A pesar de casos como el Ayuntamiento de Barcelona, que ha marcado este asunto como prioritario, los últimos años no han dejado de sumar agravios. El Estado ha recortado un 25% los recursos destinados a la igualdad y su gestión, afirman los colectivos, es más conservadora. Un ejemplo: la asignatura de Educación para la Ciudadanía –donde debían abordarse los mandatos de género, los estereotipos y las perversiones del amor romántico (con estribillos fúnebres como «sin ti no soy nada», «por ti muero»)– ha sido arrinconada por la religión. «No ha habido tiempo a que se asentara el cambio», lamenta Sepúlveda. «El problema está enquistado porque seguimos educando igual, sin revertir roles ni mandatos de género –añade Pulido–. Y ahora los niños, además, construyen su personalidad bombardeados por series de televisión tremendas y youtubers que incluso usan la palabra feminazi».

En los juzgados, dicen a coro los expertos, falta formación y recursos para acompañar y asesorar a las afectadas, quienes, según las asociaciones de víctimas, «denuncian menos y las asesinan más». Incluso se están denegando un número inaudito de medidas cautelares de protección. En el 2006, en Catalunya se concedían el 70%. Ahora, apenas el 34%. «Urge revisar las valoraciones de riesgo, deben hacerse más estrictas, porque está habiendo muertes», asegura Sepúlveda, para quien esta vuelta atrás, este «retorno general a las viejas estructuras», también salpica a los jueces. «A no ser que los indicios sean incontestables, se sigue desconfiando de la palabra de las mujeres –denuncian las unidades de atención a las víctimas–.Además, en los juzgados se vive una cierta impotencia». 

Pero si hay consenso en algo es en la urgencia de que los hombres se impliquen en esta lucha. Que metan la masculinidad tradicional en la sala de despiece y diseccionen sus violencias, finas y gruesas. Que las pongan en cuestión y no miren hacia otro lado. Y que revisen de qué manera el hecho de nacer varones les ha otorgado privilegios y también legitimidad para usar la violencia para solucionar conflictos o incluso para expresar emociones.

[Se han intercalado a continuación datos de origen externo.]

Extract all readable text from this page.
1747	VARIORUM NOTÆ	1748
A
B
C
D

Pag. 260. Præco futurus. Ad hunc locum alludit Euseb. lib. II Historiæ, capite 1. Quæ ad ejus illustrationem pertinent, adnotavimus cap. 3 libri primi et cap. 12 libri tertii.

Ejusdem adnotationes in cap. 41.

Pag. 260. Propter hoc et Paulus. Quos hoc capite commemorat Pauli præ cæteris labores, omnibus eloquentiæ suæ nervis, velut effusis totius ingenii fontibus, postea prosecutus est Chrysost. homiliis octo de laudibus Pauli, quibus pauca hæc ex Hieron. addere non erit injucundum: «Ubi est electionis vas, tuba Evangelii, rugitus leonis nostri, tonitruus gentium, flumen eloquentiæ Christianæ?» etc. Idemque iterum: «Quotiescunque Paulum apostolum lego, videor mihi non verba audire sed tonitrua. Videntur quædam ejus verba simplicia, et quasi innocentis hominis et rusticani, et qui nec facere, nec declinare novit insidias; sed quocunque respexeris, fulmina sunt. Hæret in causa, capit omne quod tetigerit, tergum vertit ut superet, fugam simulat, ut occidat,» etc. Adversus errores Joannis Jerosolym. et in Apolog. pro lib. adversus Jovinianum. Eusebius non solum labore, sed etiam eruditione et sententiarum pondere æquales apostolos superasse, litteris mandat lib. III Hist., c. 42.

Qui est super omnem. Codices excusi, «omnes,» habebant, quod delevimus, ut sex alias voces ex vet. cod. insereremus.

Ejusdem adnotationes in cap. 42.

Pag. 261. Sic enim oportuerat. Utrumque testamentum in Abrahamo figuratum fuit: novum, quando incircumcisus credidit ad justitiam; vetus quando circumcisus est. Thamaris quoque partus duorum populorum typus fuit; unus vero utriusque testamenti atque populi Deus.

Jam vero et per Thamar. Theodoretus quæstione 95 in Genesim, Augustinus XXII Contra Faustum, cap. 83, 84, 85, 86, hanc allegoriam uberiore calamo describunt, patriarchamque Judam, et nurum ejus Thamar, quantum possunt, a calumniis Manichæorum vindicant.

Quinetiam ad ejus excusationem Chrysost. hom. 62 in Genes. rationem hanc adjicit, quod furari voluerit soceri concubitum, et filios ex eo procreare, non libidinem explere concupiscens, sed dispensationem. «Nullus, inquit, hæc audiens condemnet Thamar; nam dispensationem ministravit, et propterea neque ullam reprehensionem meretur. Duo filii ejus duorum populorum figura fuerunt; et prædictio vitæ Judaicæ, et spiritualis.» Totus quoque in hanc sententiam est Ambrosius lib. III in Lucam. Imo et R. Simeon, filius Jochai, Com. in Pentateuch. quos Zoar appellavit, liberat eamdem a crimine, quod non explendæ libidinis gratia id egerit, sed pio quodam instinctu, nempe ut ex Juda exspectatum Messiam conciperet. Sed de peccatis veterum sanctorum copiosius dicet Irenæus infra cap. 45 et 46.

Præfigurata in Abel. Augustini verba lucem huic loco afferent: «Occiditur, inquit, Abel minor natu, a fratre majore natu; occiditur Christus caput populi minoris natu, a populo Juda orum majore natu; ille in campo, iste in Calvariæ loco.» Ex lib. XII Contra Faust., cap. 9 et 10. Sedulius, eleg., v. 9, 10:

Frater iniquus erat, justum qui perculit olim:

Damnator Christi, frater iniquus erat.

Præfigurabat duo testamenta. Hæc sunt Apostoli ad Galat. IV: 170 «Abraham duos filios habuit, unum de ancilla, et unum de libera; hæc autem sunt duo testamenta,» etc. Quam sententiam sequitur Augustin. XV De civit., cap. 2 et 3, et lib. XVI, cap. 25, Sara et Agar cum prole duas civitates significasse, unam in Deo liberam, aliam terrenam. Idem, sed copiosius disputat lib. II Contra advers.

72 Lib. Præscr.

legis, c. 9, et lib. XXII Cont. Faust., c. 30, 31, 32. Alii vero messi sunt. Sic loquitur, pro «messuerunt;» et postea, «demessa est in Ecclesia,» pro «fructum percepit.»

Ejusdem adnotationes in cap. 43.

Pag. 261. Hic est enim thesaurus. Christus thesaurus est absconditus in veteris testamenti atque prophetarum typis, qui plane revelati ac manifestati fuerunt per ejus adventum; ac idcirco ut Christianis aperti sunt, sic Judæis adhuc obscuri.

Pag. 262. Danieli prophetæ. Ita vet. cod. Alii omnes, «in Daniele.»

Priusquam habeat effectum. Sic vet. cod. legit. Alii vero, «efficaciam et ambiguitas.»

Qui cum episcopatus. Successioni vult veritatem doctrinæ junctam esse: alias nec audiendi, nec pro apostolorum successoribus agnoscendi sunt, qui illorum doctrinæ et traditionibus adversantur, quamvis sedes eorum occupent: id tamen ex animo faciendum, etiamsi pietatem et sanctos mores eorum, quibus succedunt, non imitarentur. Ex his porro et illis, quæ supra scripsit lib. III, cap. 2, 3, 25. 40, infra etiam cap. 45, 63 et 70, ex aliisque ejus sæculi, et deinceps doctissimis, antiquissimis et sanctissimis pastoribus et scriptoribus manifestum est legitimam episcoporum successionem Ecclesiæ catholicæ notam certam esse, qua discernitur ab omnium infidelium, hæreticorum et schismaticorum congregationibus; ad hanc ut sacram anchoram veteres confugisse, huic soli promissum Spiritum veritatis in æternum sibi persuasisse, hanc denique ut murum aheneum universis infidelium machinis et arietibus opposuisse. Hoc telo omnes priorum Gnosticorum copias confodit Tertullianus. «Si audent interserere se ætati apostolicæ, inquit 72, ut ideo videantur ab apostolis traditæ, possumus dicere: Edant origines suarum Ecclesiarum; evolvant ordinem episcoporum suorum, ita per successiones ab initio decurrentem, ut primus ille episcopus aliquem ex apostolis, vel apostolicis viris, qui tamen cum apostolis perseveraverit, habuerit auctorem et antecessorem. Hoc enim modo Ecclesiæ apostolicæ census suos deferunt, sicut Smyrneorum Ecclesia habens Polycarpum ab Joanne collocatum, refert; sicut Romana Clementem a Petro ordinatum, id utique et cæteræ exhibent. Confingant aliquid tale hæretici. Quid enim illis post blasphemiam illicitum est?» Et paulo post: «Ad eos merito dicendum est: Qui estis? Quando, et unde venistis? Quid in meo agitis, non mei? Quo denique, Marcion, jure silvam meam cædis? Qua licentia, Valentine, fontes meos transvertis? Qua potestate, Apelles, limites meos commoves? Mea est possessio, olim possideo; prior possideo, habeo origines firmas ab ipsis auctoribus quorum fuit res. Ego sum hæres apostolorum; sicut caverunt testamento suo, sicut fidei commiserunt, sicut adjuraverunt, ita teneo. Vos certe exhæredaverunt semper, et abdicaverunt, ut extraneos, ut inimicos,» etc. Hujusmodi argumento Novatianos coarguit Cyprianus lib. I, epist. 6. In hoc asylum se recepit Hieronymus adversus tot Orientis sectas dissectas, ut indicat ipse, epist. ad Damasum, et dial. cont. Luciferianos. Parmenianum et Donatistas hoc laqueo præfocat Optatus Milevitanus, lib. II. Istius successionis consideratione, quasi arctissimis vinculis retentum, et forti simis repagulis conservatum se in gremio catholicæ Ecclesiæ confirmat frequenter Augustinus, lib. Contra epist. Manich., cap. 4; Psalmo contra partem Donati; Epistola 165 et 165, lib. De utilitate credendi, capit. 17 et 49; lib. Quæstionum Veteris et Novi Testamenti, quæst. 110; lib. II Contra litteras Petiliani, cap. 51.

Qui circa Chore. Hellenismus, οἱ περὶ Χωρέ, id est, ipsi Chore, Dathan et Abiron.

Así lo dice Rubén Sánchez Ruiz, psicólogo, formador, agente de igualdad y miembro de Aliats del Feminisme. «En la sociedad machista, tenemos el poder, pero sentimos que lo hemos perdido. De ahí que a menudo nos hagamos los mártires y no dejemos de poner excusas. Que nosotros también sufrimos, que no es justo que nos metan a todos en el mismo saco», asegura. El psicólogo considera que, a pesar del bombardeo de informaciones, las violencias sexistas, en el fondo, siguen siendo un tabú. «A menudo preferimos cerrar los ojos, pensar que son cosa de cuatro locos. Pero lo que en realidad nos dicen es que la sociedad no funciona bien y que se deberían revisar sus cimientos. De las relaciones de pareja a los medios de comunicación, y de la educación a la economía. Imagínense».